Sementara perpecahan telah menentukan banyak masalah di Timur Tengah dan Afrika Utara dalam beberapa tahun terakhir, perkembangan politik di sisi lain dunia yang memainkan peran utama dalam membentuk sikap baru di Ankara dan Riyadh.
“Alasan utamanya adalah (mantan Presiden AS Donald) Trump kalah dalam pemilihan dan Arab Saudi berpikir jika (Presiden Joe Biden) akan menekan Riyadh maka mereka harus mencari opsi baru,” kata Ali Bakir, asisten profesor peneliti di Pusat Ibn Khaldun Universitas Qatar.
Baik Arab Saudi dan Turki mengantisipasi pemerintahan Biden yang akan datang akan secara drastis mengubah prioritasnya di wilayah tersebut.
Antara lain mundur dari kebijakan Trump yang tanpa henti menekan Iran. Pemerintahan Biden kemungkinan lebih menekankan isu hak asasi manusia.
"Jika pemerintahan Biden tidak menekan Riyadh, mereka tidak akan merasa berkewajiban untuk meningkatkan hubungan mereka dengan Ankara," kata Bakir seraya menambahkan "dukungan" Trump atas tindakan Saudi pada 2017 telah menyebabkan krisis Teluk.

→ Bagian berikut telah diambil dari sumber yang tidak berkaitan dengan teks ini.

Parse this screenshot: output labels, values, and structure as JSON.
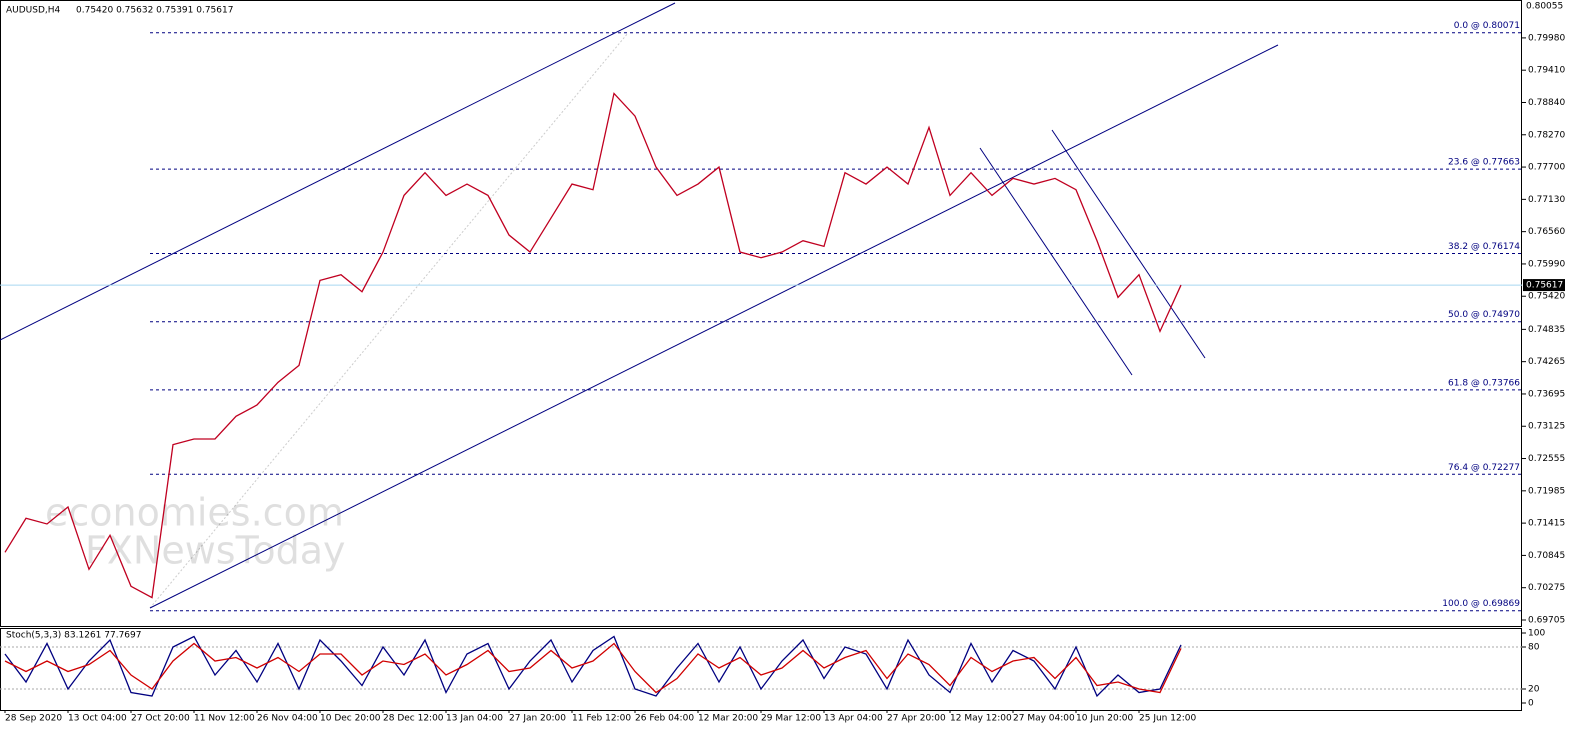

Ahmet Evin, seorang ilmuwan politik di Pusat Kebijakan Istanbul Universitas Sabanci, menggambarkan Trump sebagai "berutang budi" kepada keluarga kerajaan Saudi.
"Tanpa Saudi, kerajaan real estat Trump akan bangkrut beberapa waktu yang lalu," katanya. “Kedua negara banyak berinvestasi secara politik dalam pemerintahan Trump, sebagian karena hubungan pribadi", kata Emre Caliskan, peneliti di Pusat Kebijakan Luar Negeri di London.
"Begitu Trump pergi, mereka harus mengubah nada dengan mengubah kebijakan," imbuhnya.
Efek Politik Arab Spring bagi Saudi dan Sekutunya
Kemerosotan hubungan Turki-Saudi mengemuka setelah gelombang politik Musim Semi Arab 2011, yang membuat Ankara mendukung kelompok-kelompok terkait Ikhwanul Muslimin.
Harapan mereka, bisa menempatkan pemerintahan di Negara-negara kawasan Teluk yang bersimpati kepada partai penguasa Turki yang berorientasi Islam.
Arab Saudi dan sekutunya sangat menentang Ikhwanul Muslimin dan telah mendeklarasikan kelompok tersebut sebagai organisasi "teroris".
Banyak di antara anggota IM di Arab Saudi meninggalkan negara asal mereka, dan mendirikan pangkalan di Istanbul.
Dukungan Turki untuk Mohamed Morsi, yang terpilih sebagai Presiden Mesir 2012, tetapi digulingkan militer setahun kemudian, adalah contoh utama dukungan Ankara untuk Ikhwanul Muslimin.